Aykız en yakın arkadaşı olan Rojda ile onların çiftlik evlerine gelmiş biraz at binmiş ve dere kenarında oturmuşlardı. Keyifli geçen zamanları çiftliğe geri dönünce ellerinden kayıp gitmişti. Rojda'nın en büyük ağabeyi ve arkadaşı -aynı zamanda koruması- atlara bakıyorlardı. Gördükleri büyük kamyon ile yeni bir atın geldiği de anlaşılıyordu.


İki kız adamları görünce sakince atlarından inmiş ve ahıra yürüyerek gelmişlerdi. Muhtemelen Ömer Ağa bilmiyordu kendilerinin burada olduğunu.

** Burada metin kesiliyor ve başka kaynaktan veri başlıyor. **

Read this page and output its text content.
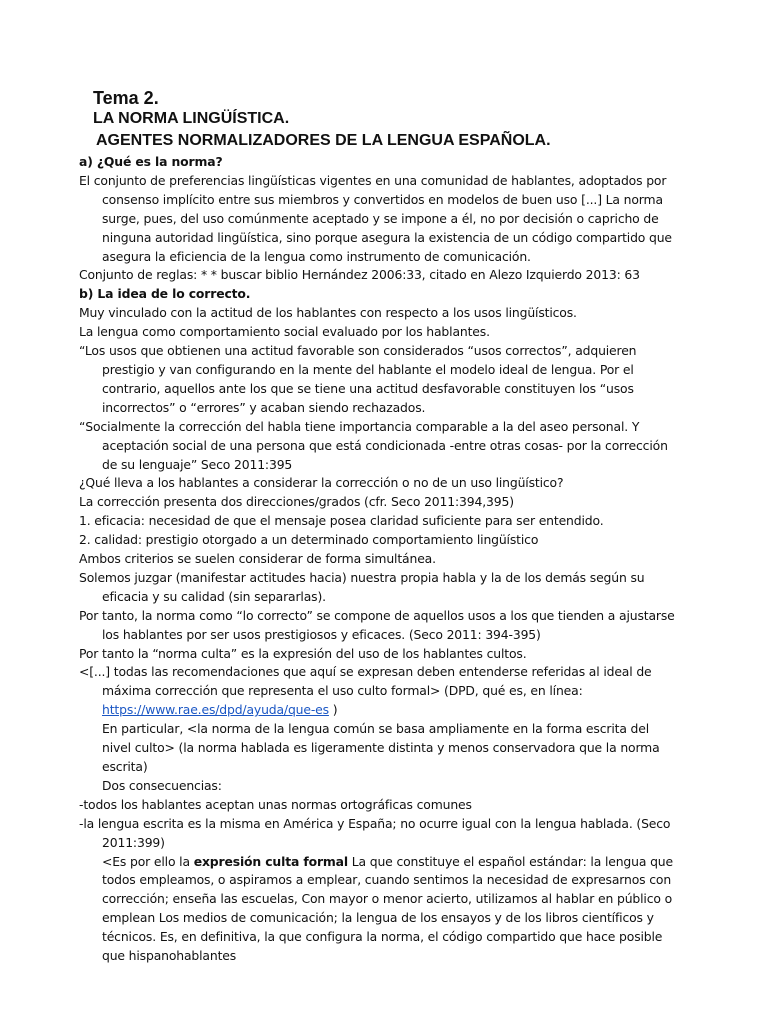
Tema 2.
LA NORMA LINGÜÍSTICA.
AGENTES NORMALIZADORES DE LA LENGUA ESPAÑOLA.

a) ¿Qué es la norma?

El conjunto de preferencias lingüísticas vigentes en una comunidad de hablantes, adoptados por consenso implícito entre sus miembros y convertidos en modelos de buen uso [...] La norma surge, pues, del uso comúnmente aceptado y se impone a él, no por decisión o capricho de ninguna autoridad lingüística, sino porque asegura la existencia de un código compartido que asegura la eficiencia de la lengua como instrumento de comunicación.

Conjunto de reglas: * * buscar biblio Hernández 2006:33, citado en Alezo Izquierdo 2013: 63

b) La idea de lo correcto.

Muy vinculado con la actitud de los hablantes con respecto a los usos lingüísticos.

La lengua como comportamiento social evaluado por los hablantes.

“Los usos que obtienen una actitud favorable son considerados “usos correctos”, adquieren prestigio y van configurando en la mente del hablante el modelo ideal de lengua. Por el contrario, aquellos ante los que se tiene una actitud desfavorable constituyen los “usos incorrectos” o “errores” y acaban siendo rechazados.

“Socialmente la corrección del habla tiene importancia comparable a la del aseo personal. Y aceptación social de una persona que está condicionada -entre otras cosas- por la corrección de su lenguaje” Seco 2011:395

¿Qué lleva a los hablantes a considerar la corrección o no de un uso lingüístico?

La corrección presenta dos direcciones/grados (cfr. Seco 2011:394,395)

1. eficacia: necesidad de que el mensaje posea claridad suficiente para ser entendido.

2. calidad: prestigio otorgado a un determinado comportamiento lingüístico

Ambos criterios se suelen considerar de forma simultánea.

Solemos juzgar (manifestar actitudes hacia) nuestra propia habla y la de los demás según su eficacia y su calidad (sin separarlas).

Por tanto, la norma como “lo correcto” se compone de aquellos usos a los que tienden a ajustarse los hablantes por ser usos prestigiosos y eficaces. (Seco 2011: 394-395)

Por tanto la “norma culta” es la expresión del uso de los hablantes cultos.

<[...] todas las recomendaciones que aquí se expresan deben entenderse referidas al ideal de máxima corrección que representa el uso culto formal> (DPD, qué es, en línea:
https://www.rae.es/dpd/ayuda/que-es )

En particular, <la norma de la lengua común se basa ampliamente en la forma escrita del nivel culto> (la norma hablada es ligeramente distinta y menos conservadora que la norma escrita)

Dos consecuencias:

-todos los hablantes aceptan unas normas ortográficas comunes

-la lengua escrita es la misma en América y España; no ocurre igual con la lengua hablada. (Seco 2011:399)

<Es por ello la expresión culta formal La que constituye el español estándar: la lengua que todos empleamos, o aspiramos a emplear, cuando sentimos la necesidad de expresarnos con corrección; enseña las escuelas, Con mayor o menor acierto, utilizamos al hablar en público o emplean Los medios de comunicación; la lengua de los ensayos y de los libros científicos y técnicos. Es, en definitiva, la que configura la norma, el código compartido que hace posible que hispanohablantes
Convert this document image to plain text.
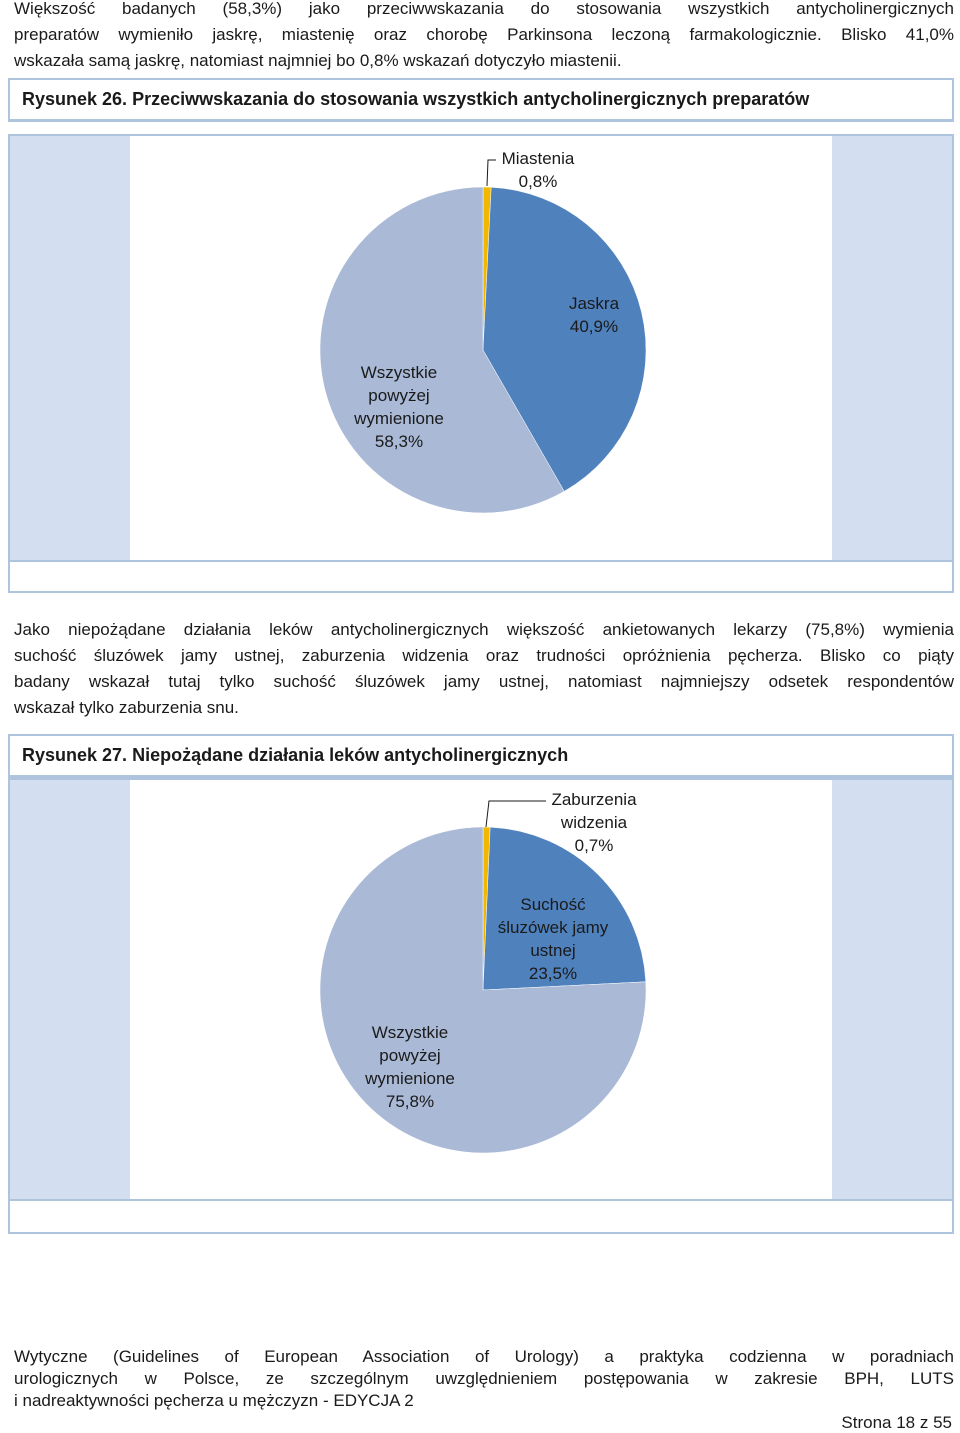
Większość badanych (58,3%) jako przeciwwskazania do stosowania wszystkich antycholinergicznych
preparatów wymieniło jaskrę, miastenię oraz chorobę Parkinsona leczoną farmakologicznie. Blisko 41,0%
wskazała samą jaskrę, natomiast najmniej bo 0,8% wskazań dotyczyło miastenii.
Rysunek 26. Przeciwwskazania do stosowania wszystkich antycholinergicznych preparatów
Miastenia 0,8%
Jaskra 40,9%
Wszystkie powyżej wymienione 58,3%
Jako niepożądane działania leków antycholinergicznych większość ankietowanych lekarzy (75,8%) wymienia
suchość śluzówek jamy ustnej, zaburzenia widzenia oraz trudności opróżnienia pęcherza. Blisko co piąty
badany wskazał tutaj tylko suchość śluzówek jamy ustnej, natomiast najmniejszy odsetek respondentów
wskazał tylko zaburzenia snu.
Rysunek 27. Niepożądane działania leków antycholinergicznych
Zaburzenia widzenia 0,7%
Suchość śluzówek jamy ustnej 23,5%
Wszystkie powyżej wymienione 75,8%
Wytyczne (Guidelines of European Association of Urology) a praktyka codzienna w poradniach
urologicznych w Polsce, ze szczególnym uwzględnieniem postępowania w zakresie BPH, LUTS
i nadreaktywności pęcherza u mężczyzn - EDYCJA 2
Strona 18 z 55
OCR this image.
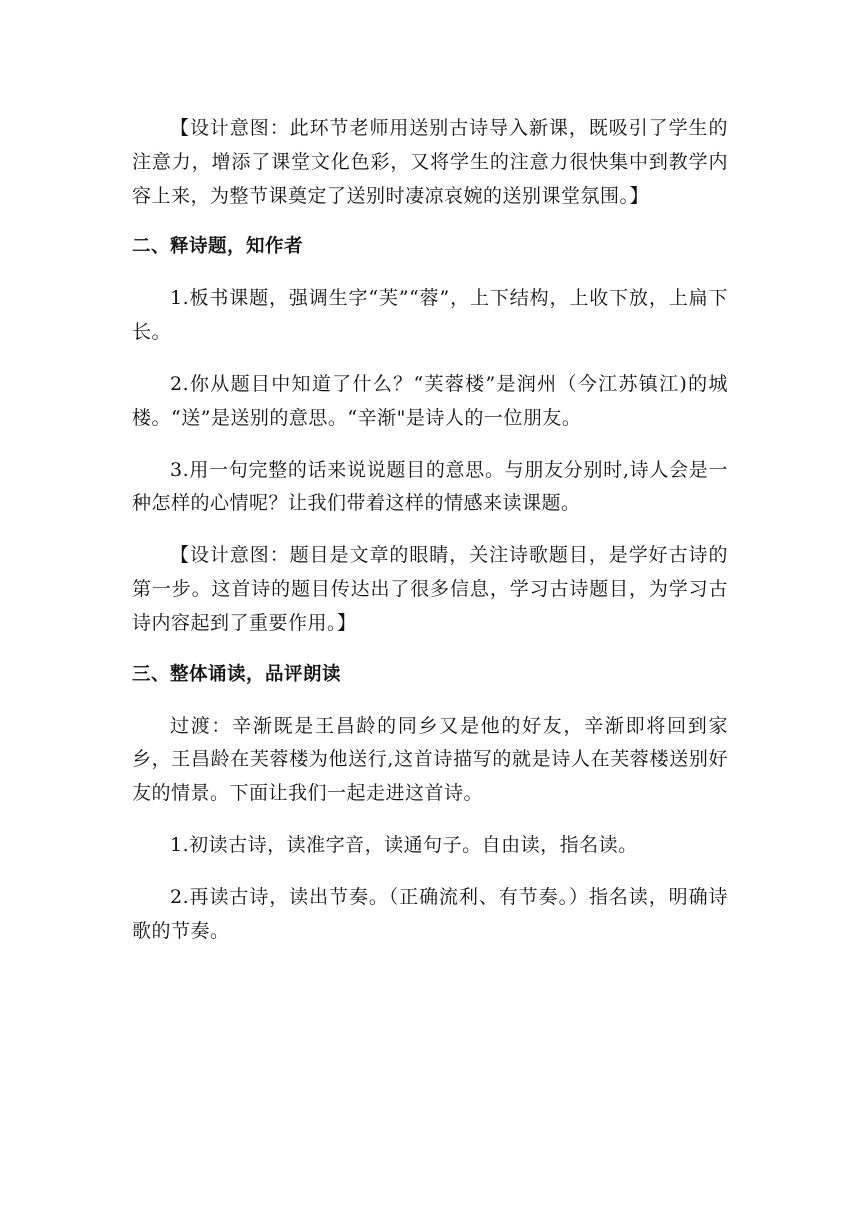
【设计意图：此环节老师用送别古诗导入新课，既吸引了学生的注意力，增添了课堂文化色彩，又将学生的注意力很快集中到教学内容上来，为整节课奠定了送别时凄凉哀婉的送别课堂氛围。】

二、释诗题，知作者

1.板书课题，强调生字“芙”“蓉”，上下结构，上收下放，上扁下长。

2.你从题目中知道了什么？“芙蓉楼”是润州（今江苏镇江)的城楼。“送”是送别的意思。“辛渐"是诗人的一位朋友。

3.用一句完整的话来说说题目的意思。与朋友分别时,诗人会是一种怎样的心情呢？让我们带着这样的情感来读课题。

【设计意图：题目是文章的眼睛，关注诗歌题目，是学好古诗的第一步。这首诗的题目传达出了很多信息，学习古诗题目，为学习古诗内容起到了重要作用。】

三、整体诵读，品评朗读

过渡：辛渐既是王昌龄的同乡又是他的好友，辛渐即将回到家乡，王昌龄在芙蓉楼为他送行,这首诗描写的就是诗人在芙蓉楼送别好友的情景。下面让我们一起走进这首诗。

1.初读古诗，读准字音，读通句子。自由读，指名读。

2.再读古诗，读出节奏。（正确流利、有节奏。）指名读，明确诗歌的节奏。
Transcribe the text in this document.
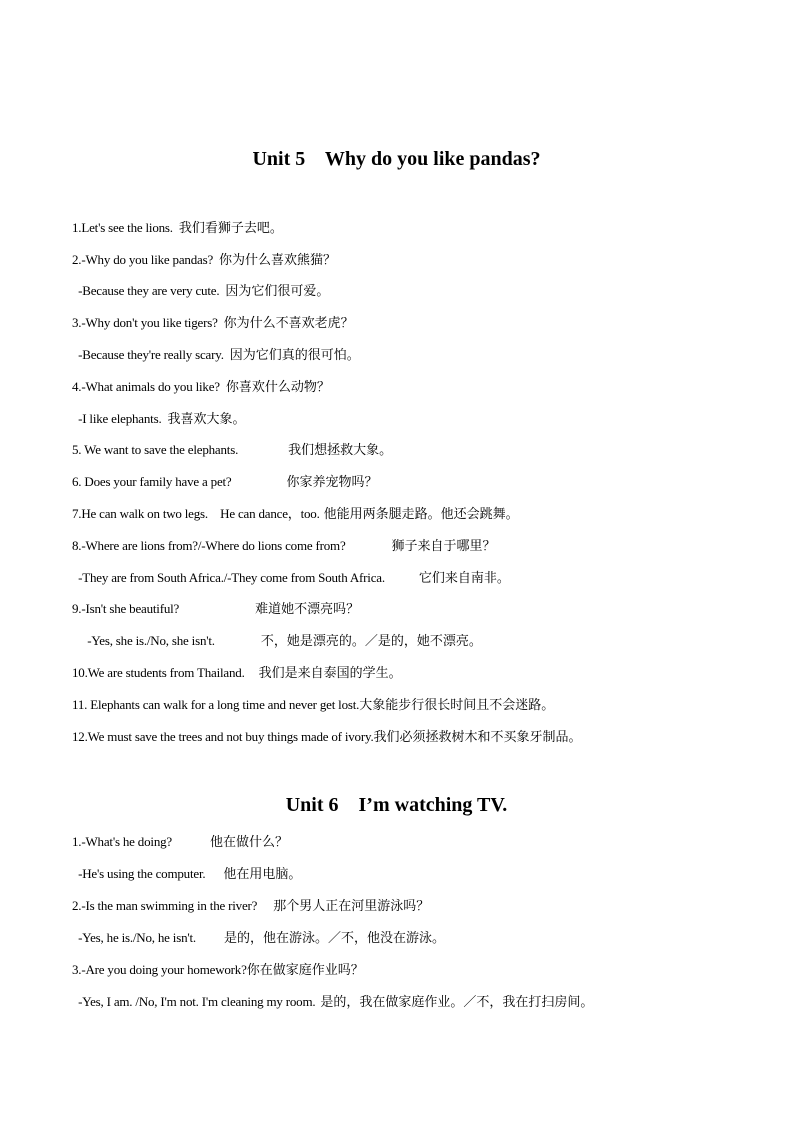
Unit 5    Why do you like pandas?
1.Let's see the lions. 我们看狮子去吧。
2.-Why do you like pandas? 你为什么喜欢熊猫？
-Because they are very cute. 因为它们很可爱。
3.-Why don't you like tigers? 你为什么不喜欢老虎？
-Because they're really scary. 因为它们真的很可怕。
4.-What animals do you like? 你喜欢什么动物？
-I like elephants. 我喜欢大象。
5. We want to save the elephants.	我们想拯救大象。
6. Does your family have a pet?	你家养宠物吗？
7.He can walk on two legs.    He can dance，too. 他能用两条腿走路。他还会跳舞。
8.-Where are lions from?/-Where do lions come from?	狮子来自于哪里？
-They are from South Africa./-They come from South Africa.	它们来自南非。
9.-Isn't she beautiful?	难道她不漂亮吗？
-Yes, she is./No, she isn't.	不，她是漂亮的。／是的，她不漂亮。
10.We are students from Thailand. 我们是来自泰国的学生。
11. Elephants can walk for a long time and never get lost. 大象能步行很长时间且不会迷路。
12.We must save the trees and not buy things made of ivory. 我们必须拯救树木和不买象牙制品。
Unit 6    I’m watching TV.
1.-What's he doing?	他在做什么？
-He's using the computer. 他在用电脑。
2.-Is the man swimming in the river? 那个男人正在河里游泳吗？
-Yes, he is./No, he isn't. 是的，他在游泳。／不，他没在游泳。
3.-Are you doing your homework? 你在做家庭作业吗？
-Yes, I am. /No, I'm not. I'm cleaning my room. 是的，我在做家庭作业。／不，我在打扫房间。
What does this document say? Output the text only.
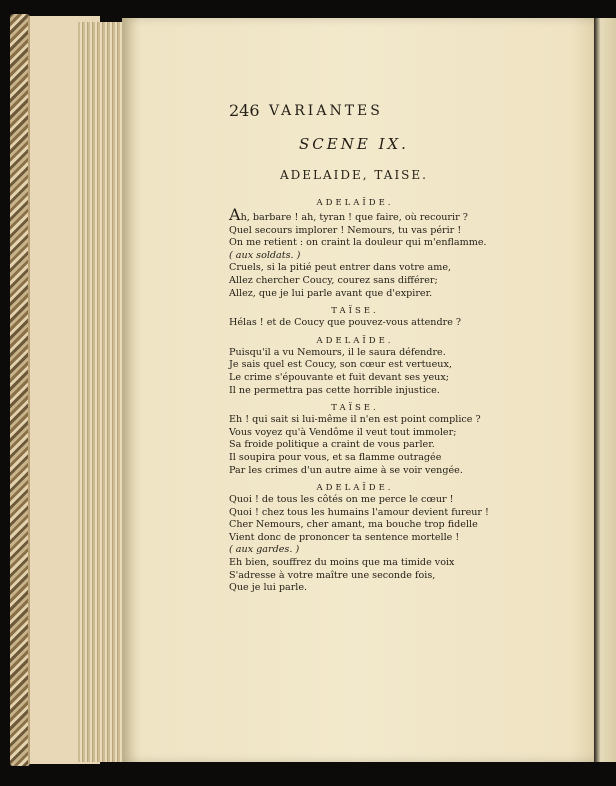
246 VARIANTES
SCENE IX.
ADELAIDE, TAISE.
ADELAÏDE.
Ah, barbare ! ah, tyran ! que faire, où recourir ?
Quel secours implorer ! Nemours, tu vas périr !
On me retient : on craint la douleur qui m'enflamme.
( aux soldats. )
Cruels, si la pitié peut entrer dans votre ame,
Allez chercher Coucy, courez sans différer;
Allez, que je lui parle avant que d'expirer.
TAÏSE.
Hélas ! et de Coucy que pouvez-vous attendre ?
ADELAÏDE.
Puisqu'il a vu Nemours, il le saura défendre.
Je sais quel est Coucy, son cœur est vertueux,
Le crime s'épouvante et fuit devant ses yeux;
Il ne permettra pas cette horrible injustice.
TAÏSE.
Eh ! qui sait si lui-même il n'en est point complice ?
Vous voyez qu'à Vendôme il veut tout immoler;
Sa froide politique a craint de vous parler.
Il soupira pour vous, et sa flamme outragée
Par les crimes d'un autre aime à se voir vengée.
ADELAÏDE.
Quoi ! de tous les côtés on me perce le cœur !
Quoi ! chez tous les humains l'amour devient fureur !
Cher Nemours, cher amant, ma bouche trop fidelle
Vient donc de prononcer ta sentence mortelle !
( aux gardes. )
Eh bien, souffrez du moins que ma timide voix
S'adresse à votre maître une seconde fois,
Que je lui parle.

"Of çok iyi bir tür oğlum bu."

"Öyle. İyi bir kontrole ihtiyaç var ama."

"E senden sorulur o da Ömer Ağam." güldüler.

"Zevzeklik yapma lan."

Duydukları at sesi ile oraya döndüler. "E sizinkiler buradaymış niye demedin sonra gelirdik."

"Bende yeni gördüm. Kesin yine ikisi gelmiştir. Anlarız şimdi."

Atları seyise teslim edip teşekkür etti iki kız. Aykız her vedasında alnını ata yaslar sessizce teşekkür ederdi ona yaşattığı duygu için. Hayvan da bunu hissediyor gibi kafası ile oynardı Aykız ile. Değer gördüğünü hissediyor gibiydi. Yüz metre kadar ilerleyip Genç adamların yanında yer aldılar. Aykız bir iki adım geride kaldı ve asla göz teması kurmadı adamlar ile.

"Ağabey. Hoşgeldiniz."

"Sizde hoşgeldiniz mi abicim. Neden haberim yok. Sana kafanıza göre çıkmayın demiyor muyum ben. Uyma millete demiyor muyum." Bunları söylerken kendisine bakmayan kızı izliyordu tersçe. Ona göre Rojda'yı kullanıyordu bu kız. Kendi hayatı kardeşininkine benzemiyordu. Orta halli bir ailenin öksüz yetim kızıydı Aykız. Ve kardeşini yoldan çıkarıyordu haline vaktine bakmadan.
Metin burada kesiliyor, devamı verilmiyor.